How long will a car run without a battery? I know you need a battery to start the engine, but can't it run on the alternator alone? The question stems from a argument with some buddies about whether the alternator can satisfy all the demands of a modern car in winter like heated steering wheel, seats and mirrors, rear defrost, etc., in addition to the headlights, heater motor, wipers, etc. - Georges in Brighton, Ont.
You are right, you need a battery to start the vehicle.
It is possible to push a vehicle with a manual transmission and clutch long enough to kick-start it with a dead or no battery. But you will essentially be relying on the alternator to be turning enough to supply power.

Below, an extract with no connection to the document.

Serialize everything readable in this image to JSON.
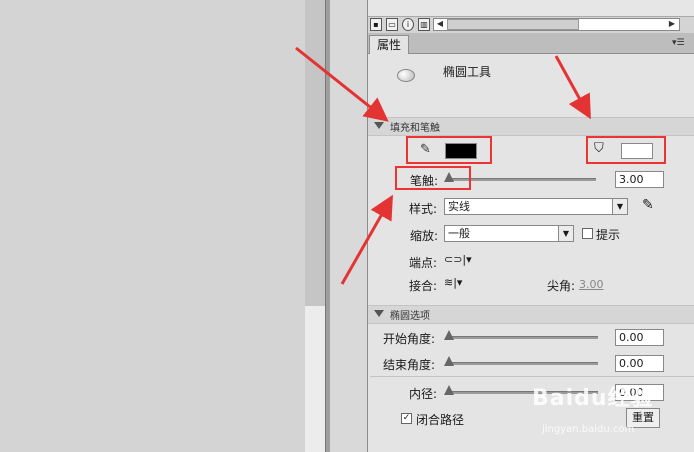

Once the vehicle is running, the alternator has the capacity to supply all the power to operate all the equipment on the vehicle - it has been sized that way by the manufacturer.
If all of the above-mentioned equipment is drawing power from the alternator, it may be running at or near capacity and have very little reserve to charge/recharge the battery, replacing the power used to start the car, unless it is run for a considerable length of time and at high enough speed to provide maximum output.

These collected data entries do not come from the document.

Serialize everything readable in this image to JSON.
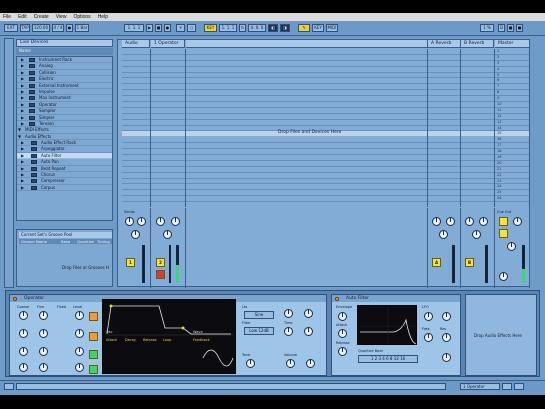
{
  "menu": [
    "File",
    "Edit",
    "Create",
    "View",
    "Options",
    "Help"
  ],
  "control_bar": {
    "time_signature": "4 / 4",
    "tempo_label": "120.00",
    "position": "1. 1. 1",
    "cpu": "1 %"
  },
  "browser": {
    "title": "Live Devices",
    "subheader": "Name",
    "items": [
      {
        "label": "Instrument Rack",
        "type": "folder"
      },
      {
        "label": "Analog",
        "type": "folder"
      },
      {
        "label": "Collision",
        "type": "folder"
      },
      {
        "label": "Electric",
        "type": "folder"
      },
      {
        "label": "External Instrument",
        "type": "folder"
      },
      {
        "label": "Impulse",
        "type": "folder"
      },
      {
        "label": "Max Instrument",
        "type": "folder"
      },
      {
        "label": "Operator",
        "type": "folder"
      },
      {
        "label": "Sampler",
        "type": "folder"
      },
      {
        "label": "Simpler",
        "type": "folder"
      },
      {
        "label": "Tension",
        "type": "folder"
      },
      {
        "label": "MIDI Effects",
        "type": "section"
      },
      {
        "label": "Audio Effects",
        "type": "section"
      },
      {
        "label": "Audio Effect Rack",
        "type": "sub"
      },
      {
        "label": "Arpeggiator",
        "type": "sub"
      },
      {
        "label": "Auto Filter",
        "type": "sub",
        "selected": true
      },
      {
        "label": "Auto Pan",
        "type": "sub"
      },
      {
        "label": "Beat Repeat",
        "type": "sub"
      },
      {
        "label": "Chorus",
        "type": "sub"
      },
      {
        "label": "Compressor",
        "type": "sub"
      },
      {
        "label": "Corpus",
        "type": "sub"
      }
    ]
  },
  "info_panel": {
    "title": "Current Set's Groove Pool",
    "columns": [
      "Groove Name",
      "Base",
      "Quantize",
      "Timing"
    ],
    "drop_text": "Drop Files or Grooves H"
  },
  "session": {
    "tracks": [
      {
        "name": "Audio",
        "number": "1"
      },
      {
        "name": "1 Operator",
        "number": "2"
      }
    ],
    "returns": [
      {
        "name": "A Reverb",
        "letter": "A"
      },
      {
        "name": "B Reverb",
        "letter": "B"
      }
    ],
    "master": {
      "name": "Master",
      "scenes": [
        "1",
        "2",
        "3",
        "4",
        "5",
        "6",
        "7",
        "8",
        "9",
        "10",
        "11",
        "12",
        "13",
        "14",
        "15",
        "16",
        "17",
        "18",
        "19",
        "20",
        "21",
        "22",
        "23",
        "24",
        "25",
        "26"
      ]
    },
    "drop_text": "Drop Files and Devices Here",
    "mixer_labels": {
      "sends": "Sends",
      "cue_out": "Cue Out",
      "master_out": "Master Out",
      "track_number": "1",
      "track2_number": "2"
    }
  },
  "devices": {
    "operator": {
      "title": "Operator",
      "oscillators": [
        "A",
        "B",
        "C",
        "D"
      ],
      "params": [
        "Coarse",
        "Fine",
        "Fixed",
        "Level"
      ],
      "section_labels": [
        "Envelope",
        "Lfo",
        "Filter",
        "Time",
        "Tone",
        "Volume"
      ],
      "display_values": [
        "Attack",
        "Decay",
        "Release",
        "Loop",
        "Feedback",
        "Osc",
        "Wave"
      ]
    },
    "auto_filter": {
      "title": "Auto Filter",
      "labels": [
        "Envelope",
        "Attack",
        "Release",
        "LFO",
        "Quantize Beat",
        "Freq",
        "Res"
      ]
    },
    "drop_text": "Drop Audio Effects Here"
  },
  "bottom_bar": {
    "selected_track": "1 Operator"
  }
}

A common problem is that people think that they can let the car idle for a lengthy period to recharge the battery.
Recharging the battery
I'm having trouble with my Subaru. I love the car and it has been utterly reliable and a welcome companion through six winters. But I have been having alternator problems for the last two years.
I live in a rural area more than 150 km from the nearest Subaru dealer and have it regularly serviced by a pair of local mechanics I have come to trust and rely on. I am a senior and don't drive the car much, probably about 3,000-to-4,000 km per year, mostly for short trips into town. I keep it in my garage at all times. In the last 14 months, it has failed to start several times.

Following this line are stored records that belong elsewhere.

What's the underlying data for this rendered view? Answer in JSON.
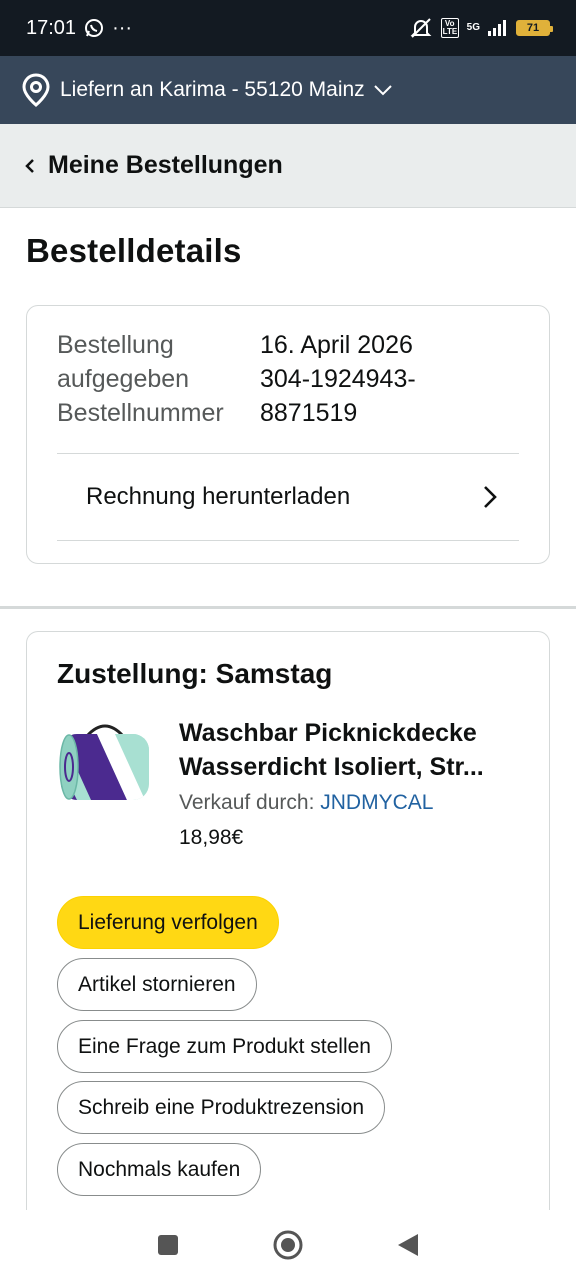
{
  "status_bar": {
    "time": "17:01",
    "more": "···",
    "network": "5G",
    "volte": "Vo LTE",
    "battery": "71"
  },
  "delivery_bar": {
    "text": "Liefern an Karima - 55120 Mainz"
  },
  "back_bar": {
    "label": "Meine Bestellungen"
  },
  "page": {
    "title": "Bestelldetails"
  },
  "order_info": {
    "placed_label": "Bestellung aufgegeben",
    "placed_label_line1": "Bestellung",
    "placed_label_line2": "aufgegeben",
    "placed_value": "16. April 2026",
    "number_label": "Bestellnummer",
    "number_value_line1": "304-1924943-",
    "number_value_line2": "8871519",
    "invoice_label": "Rechnung herunterladen"
  },
  "shipment": {
    "heading": "Zustellung: Samstag",
    "product_title_line1": "Waschbar Picknickdecke",
    "product_title_line2": "Wasserdicht Isoliert, Str...",
    "seller_prefix": "Verkauf durch: ",
    "seller_name": "JNDMYCAL",
    "price": "18,98€"
  },
  "actions": {
    "track": "Lieferung verfolgen",
    "cancel": "Artikel stornieren",
    "question": "Eine Frage zum Produkt stellen",
    "review": "Schreib eine Produktrezension",
    "buy_again": "Nochmals kaufen"
  },
  "colors": {
    "status_bar": "#131a22",
    "delivery_bar": "#37475a",
    "primary_button": "#ffd814",
    "link": "#2162a1"
  },
  "icons": [
    "whatsapp-icon",
    "silent-icon",
    "signal-icon",
    "battery-icon",
    "location-pin-icon",
    "chevron-down-icon",
    "chevron-left-icon",
    "chevron-right-icon",
    "nav-recents-icon",
    "nav-home-icon",
    "nav-back-icon"
  ]
}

The mechanics have replaced the battery twice and the alternator once. A neighbour said I should let the car idle in the driveway for 10-15 minutes once in a while to keep the battery charged and I have been doing that before every couple of trips. Yesterday, it would not start again and, when they got it to the shop, the guys said it needs another battery. Something else must be wrong, don't you think? - Marge in Berwick, N.S.
Yes, I suspect something else is at the root of your trouble - your driving habits.
You are not driving the car long enough to allow the alternator to replace the power taken from the battery to start the car. The alternator has a tough time keeping up with all the demands placed on the electrical system in cold winter conditions. Unless the engine is run at a reasonable speed - say 1,500 rpm or more - for a lengthy period of time, the alternator output will not be sufficient to recharge the battery as well as operate the defroster, heater, etc.
Short trips and idling in the driveway are not sufficient to keep the battery charged.
I suggest driving at least 15 minutes at or near highway speeds every few weeks. If you can't do that, buy a battery tender, which automatically monitors the charge state and maintains the correct level. This is different from a battery charger or "trickle charge," as they are sometimes known, which constantly apply a charge to the battery, weakening it over time and eventually ruining it.